11 Dieser auch in einem Erlass und im Schrifttum erörterte Hintergrund der Regelung (vgl. nur etwa die Erläuterung zur Anpassung der EStR 2000, AÖF 2004, 951, mit Hinweis auf die gesetzliche Verankerung der "alten Rechtslage" für Altemissionen;
Plott
in Hofstätter/Reichel, Die Einkommensteuer - Kommentar, 56. Lfg, § 27 Abs. 4 EStG 1988 neu, Tz 17;
Kirchmayr
in Doralt/Kirchmayr/Mayr/Zorn, EStG16, Anhang I zu § 27, Tz 89 f) lässt keinen Zweifel daran, dass der Wortlaut des § 124b Z 85 EStG 1988 mit den Absichten des Gesetzgebers übereinstimmt.
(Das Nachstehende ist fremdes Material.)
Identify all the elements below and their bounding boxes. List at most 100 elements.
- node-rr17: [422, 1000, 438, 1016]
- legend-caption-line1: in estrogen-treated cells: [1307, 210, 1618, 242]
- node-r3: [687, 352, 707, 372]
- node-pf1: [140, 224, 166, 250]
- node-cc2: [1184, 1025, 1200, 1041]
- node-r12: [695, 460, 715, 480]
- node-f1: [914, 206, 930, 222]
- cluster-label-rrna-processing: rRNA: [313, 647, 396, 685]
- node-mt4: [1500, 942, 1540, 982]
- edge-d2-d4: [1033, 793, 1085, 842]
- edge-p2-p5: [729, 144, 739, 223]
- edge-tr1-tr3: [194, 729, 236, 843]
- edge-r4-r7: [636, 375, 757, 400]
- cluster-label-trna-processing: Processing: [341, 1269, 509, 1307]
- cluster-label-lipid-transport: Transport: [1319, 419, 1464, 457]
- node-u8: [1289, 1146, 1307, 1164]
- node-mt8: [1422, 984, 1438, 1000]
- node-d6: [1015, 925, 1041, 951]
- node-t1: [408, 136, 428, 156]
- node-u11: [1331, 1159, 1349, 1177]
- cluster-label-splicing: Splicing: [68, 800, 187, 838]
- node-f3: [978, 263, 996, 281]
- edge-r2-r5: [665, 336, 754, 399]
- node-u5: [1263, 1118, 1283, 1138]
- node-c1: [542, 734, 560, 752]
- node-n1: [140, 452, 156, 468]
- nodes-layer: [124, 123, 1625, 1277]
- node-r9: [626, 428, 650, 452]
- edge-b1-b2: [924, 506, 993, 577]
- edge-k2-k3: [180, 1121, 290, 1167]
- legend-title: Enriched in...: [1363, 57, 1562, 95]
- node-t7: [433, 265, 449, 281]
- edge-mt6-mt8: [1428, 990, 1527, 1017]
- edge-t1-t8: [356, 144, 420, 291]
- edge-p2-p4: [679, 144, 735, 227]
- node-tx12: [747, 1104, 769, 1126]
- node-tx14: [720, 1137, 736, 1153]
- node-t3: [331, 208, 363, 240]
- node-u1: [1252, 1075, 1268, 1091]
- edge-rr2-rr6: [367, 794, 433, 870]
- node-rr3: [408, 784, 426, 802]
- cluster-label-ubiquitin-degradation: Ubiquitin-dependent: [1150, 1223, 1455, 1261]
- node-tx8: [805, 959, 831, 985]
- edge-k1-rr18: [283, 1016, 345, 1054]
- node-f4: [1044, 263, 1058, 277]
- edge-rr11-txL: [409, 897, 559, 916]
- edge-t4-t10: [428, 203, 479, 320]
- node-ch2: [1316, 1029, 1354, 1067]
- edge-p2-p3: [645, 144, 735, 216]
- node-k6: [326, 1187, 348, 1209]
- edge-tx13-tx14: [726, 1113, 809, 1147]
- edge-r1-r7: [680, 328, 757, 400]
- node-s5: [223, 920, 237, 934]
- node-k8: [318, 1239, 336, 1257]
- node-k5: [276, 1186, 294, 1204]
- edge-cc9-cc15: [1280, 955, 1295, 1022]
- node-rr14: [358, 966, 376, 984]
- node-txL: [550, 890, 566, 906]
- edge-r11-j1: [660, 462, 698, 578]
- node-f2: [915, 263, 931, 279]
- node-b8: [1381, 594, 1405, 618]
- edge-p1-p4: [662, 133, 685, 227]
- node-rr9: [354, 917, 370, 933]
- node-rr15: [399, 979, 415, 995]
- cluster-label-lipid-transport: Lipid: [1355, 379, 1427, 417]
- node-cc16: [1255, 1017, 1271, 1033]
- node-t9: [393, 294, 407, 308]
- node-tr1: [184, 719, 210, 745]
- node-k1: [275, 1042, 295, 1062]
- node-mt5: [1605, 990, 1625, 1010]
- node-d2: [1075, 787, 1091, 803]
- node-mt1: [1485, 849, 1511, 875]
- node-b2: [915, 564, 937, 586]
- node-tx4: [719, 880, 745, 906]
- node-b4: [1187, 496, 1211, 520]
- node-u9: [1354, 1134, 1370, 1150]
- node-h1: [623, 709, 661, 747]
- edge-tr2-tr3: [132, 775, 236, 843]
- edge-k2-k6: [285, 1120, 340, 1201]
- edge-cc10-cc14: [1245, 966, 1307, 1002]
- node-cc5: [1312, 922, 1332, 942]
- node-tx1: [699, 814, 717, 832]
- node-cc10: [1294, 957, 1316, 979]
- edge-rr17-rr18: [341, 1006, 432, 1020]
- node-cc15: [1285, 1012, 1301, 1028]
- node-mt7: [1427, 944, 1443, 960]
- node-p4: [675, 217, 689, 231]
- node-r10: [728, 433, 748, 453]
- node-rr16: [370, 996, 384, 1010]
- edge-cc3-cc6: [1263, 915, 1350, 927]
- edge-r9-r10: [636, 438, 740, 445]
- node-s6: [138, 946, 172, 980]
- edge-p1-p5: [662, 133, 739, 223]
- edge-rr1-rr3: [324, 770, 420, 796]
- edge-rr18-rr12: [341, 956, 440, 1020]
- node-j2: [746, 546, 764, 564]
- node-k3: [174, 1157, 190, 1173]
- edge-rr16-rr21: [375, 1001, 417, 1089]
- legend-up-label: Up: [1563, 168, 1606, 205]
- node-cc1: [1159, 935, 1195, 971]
12 Der angefochtene Bescheid war daher gemäß § 42 Abs. 2 Z 1 VwGG wegen Rechtswidrigkeit seines Inhaltes aufzuheben.
13 Die zitierten Bestimmungen über das Verfahren vor dem Verwaltungsgerichtshof waren gemäß § 79 Abs. 11 letzter Satz VwGG in der bis zum Ablauf des geltenden Fassung anzuwenden.